JABARONLINE.COM – Kasus kekerasan di lingkungan sekolah kembali mencuat setelah seorang siswi kelas XI SMAN di Bekasi berinisial AN (16) melaporkan dugaan penganiayaan yang dilakukan oleh adik kelasnya, EQ. Korban mengalami luka di bagian kepala setelah diduga dipukul menggunakan benda berbahan besi.
Provokasi di Kantin Sekolah
Insiden yang terjadi pada Jumat (6/2/2026) ini berawal dari tindakan intimidasi. Ibu korban, Fani, menjelaskan bahwa terduga pelaku awalnya memicu ketegangan dengan memelototi korban yang sedang duduk di kantin bersama teman-temannya.
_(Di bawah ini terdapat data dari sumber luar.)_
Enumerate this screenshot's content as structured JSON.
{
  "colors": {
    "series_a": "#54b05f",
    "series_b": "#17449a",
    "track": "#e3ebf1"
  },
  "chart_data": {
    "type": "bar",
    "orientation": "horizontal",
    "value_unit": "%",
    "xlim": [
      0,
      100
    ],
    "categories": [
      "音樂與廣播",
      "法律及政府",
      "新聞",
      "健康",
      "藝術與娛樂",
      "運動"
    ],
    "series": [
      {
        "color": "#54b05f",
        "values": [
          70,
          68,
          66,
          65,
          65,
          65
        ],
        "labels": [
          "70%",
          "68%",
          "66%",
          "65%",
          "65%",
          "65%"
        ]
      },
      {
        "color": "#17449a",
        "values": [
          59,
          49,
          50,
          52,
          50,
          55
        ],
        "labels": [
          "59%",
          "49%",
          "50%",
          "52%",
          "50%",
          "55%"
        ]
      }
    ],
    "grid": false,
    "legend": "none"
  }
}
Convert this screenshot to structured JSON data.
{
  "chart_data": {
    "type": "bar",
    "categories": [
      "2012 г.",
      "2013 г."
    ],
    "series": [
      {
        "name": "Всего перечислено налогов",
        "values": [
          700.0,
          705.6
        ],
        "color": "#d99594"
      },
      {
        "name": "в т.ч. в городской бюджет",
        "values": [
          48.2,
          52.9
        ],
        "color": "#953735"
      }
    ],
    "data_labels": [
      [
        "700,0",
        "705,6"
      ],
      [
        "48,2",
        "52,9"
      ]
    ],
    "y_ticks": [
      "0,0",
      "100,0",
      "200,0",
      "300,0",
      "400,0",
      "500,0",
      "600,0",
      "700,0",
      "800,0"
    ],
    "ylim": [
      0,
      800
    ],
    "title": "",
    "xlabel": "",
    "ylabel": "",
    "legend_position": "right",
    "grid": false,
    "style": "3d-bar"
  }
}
Meski sempat diabaikan, EQ justru kembali mendatangi korban setelah dari kelas dengan membawa tutup ompreng besi. Situasi memanas ketika EQ mulai melontarkan makian dan melakukan serangan fisik secara tiba-tiba.
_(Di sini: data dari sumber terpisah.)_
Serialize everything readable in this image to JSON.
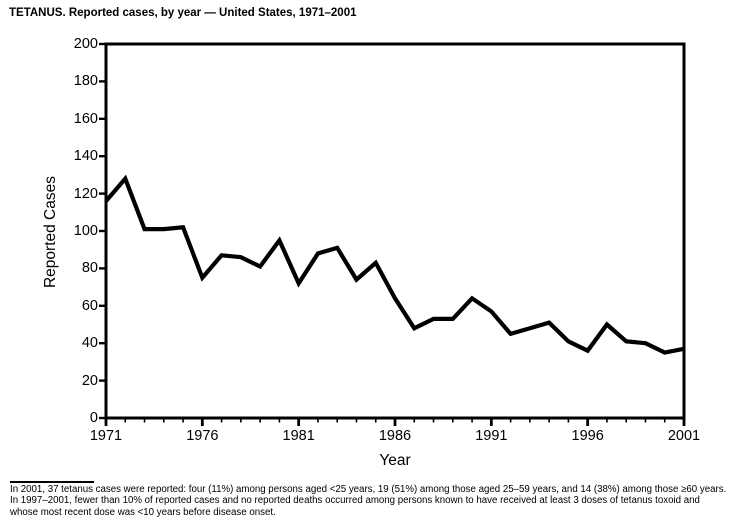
{
  "title": "TETANUS. Reported cases, by year — United States, 1971–2001",
  "chart_data": {
    "type": "line",
    "title": "TETANUS. Reported cases, by year — United States, 1971–2001",
    "xlabel": "Year",
    "ylabel": "Reported Cases",
    "xlim": [
      1971,
      2001
    ],
    "ylim": [
      0,
      200
    ],
    "xticks": [
      1971,
      1976,
      1981,
      1986,
      1991,
      1996,
      2001
    ],
    "yticks": [
      0,
      20,
      40,
      60,
      80,
      100,
      120,
      140,
      160,
      180,
      200
    ],
    "grid": false,
    "frame": true,
    "legend": "none",
    "line_color": "#000000",
    "axis_color": "#000000",
    "background_color": "#ffffff",
    "x": [
      1971,
      1972,
      1973,
      1974,
      1975,
      1976,
      1977,
      1978,
      1979,
      1980,
      1981,
      1982,
      1983,
      1984,
      1985,
      1986,
      1987,
      1988,
      1989,
      1990,
      1991,
      1992,
      1993,
      1994,
      1995,
      1996,
      1997,
      1998,
      1999,
      2000,
      2001
    ],
    "values": [
      116,
      128,
      101,
      101,
      102,
      75,
      87,
      86,
      81,
      95,
      72,
      88,
      91,
      74,
      83,
      64,
      48,
      53,
      53,
      64,
      57,
      45,
      48,
      51,
      41,
      36,
      50,
      41,
      40,
      35,
      37
    ]
  },
  "footnote": {
    "lines": [
      "In 2001, 37 tetanus cases were reported: four (11%) among persons aged <25 years, 19 (51%) among those aged 25–59 years, and 14 (38%) among those ≥60 years.",
      "In 1997–2001, fewer than 10% of reported cases and no reported deaths occurred among persons known to have received at least 3 doses of tetanus toxoid and",
      "whose most recent dose was <10 years before disease onset."
    ]
  }
}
Detail Kekerasan dan Bukti Visum
Menurut keterangan keluarga, pelaku melakukan kekerasan fisik berupa:
Penginjakkan kaki dan penjambakan rambut secara mendadak.
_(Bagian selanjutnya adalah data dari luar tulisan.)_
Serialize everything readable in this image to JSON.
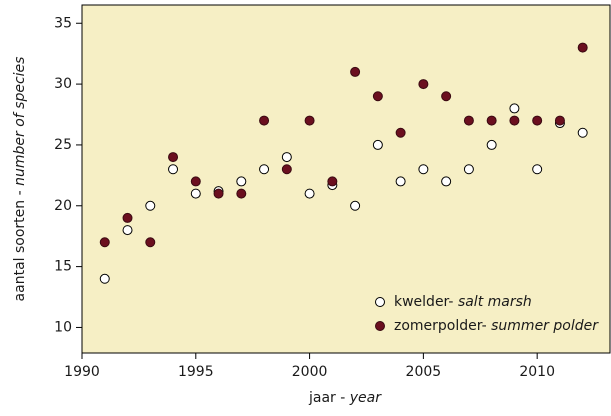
{
  "chart_data": {
    "type": "scatter",
    "xlabel": {
      "text": "jaar - ",
      "translation": "year"
    },
    "ylabel": {
      "text": "aantal soorten - ",
      "translation": "number of species"
    },
    "x": [
      1991,
      1992,
      1993,
      1994,
      1995,
      1996,
      1997,
      1998,
      1999,
      2000,
      2001,
      2002,
      2003,
      2004,
      2005,
      2006,
      2007,
      2008,
      2009,
      2010,
      2011,
      2012
    ],
    "series": [
      {
        "name": "kwelder- ",
        "name_translation": "salt marsh",
        "color": "#ffffff",
        "stroke": "#000000",
        "values": [
          14,
          18,
          20,
          23,
          21,
          21.2,
          22,
          23,
          24,
          21,
          21.7,
          20,
          25,
          22,
          23,
          22,
          23,
          25,
          28,
          23,
          26.8,
          26
        ]
      },
      {
        "name": "zomerpolder- ",
        "name_translation": "summer polder",
        "color": "#6b0f1f",
        "stroke": "#3a0a12",
        "values": [
          17,
          19,
          17,
          24,
          22,
          21,
          21,
          27,
          23,
          27,
          22,
          31,
          29,
          26,
          30,
          29,
          27,
          27,
          27,
          27,
          27,
          33
        ]
      }
    ],
    "xlim": [
      1990,
      2013.2
    ],
    "xticks": [
      1990,
      1995,
      2000,
      2005,
      2010
    ],
    "ylim": [
      7.9,
      36.5
    ],
    "yticks": [
      10,
      15,
      20,
      25,
      30,
      35
    ],
    "background": "#f6efc5",
    "legend": "lower right"
  }
}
Pemukulan menggunakan tutup ompreng berbahan besi ke arah kepala korban.
"Korban sempat membela diri, namun karena postur pelaku lebih besar, korban mengalami luka-luka cukup serius," ungkap Fani. Hasil visum resmi menunjukkan adanya luka nyata pada bagian pelipis, kepala, dan kaki remaja berusia 16 tahun tersebut.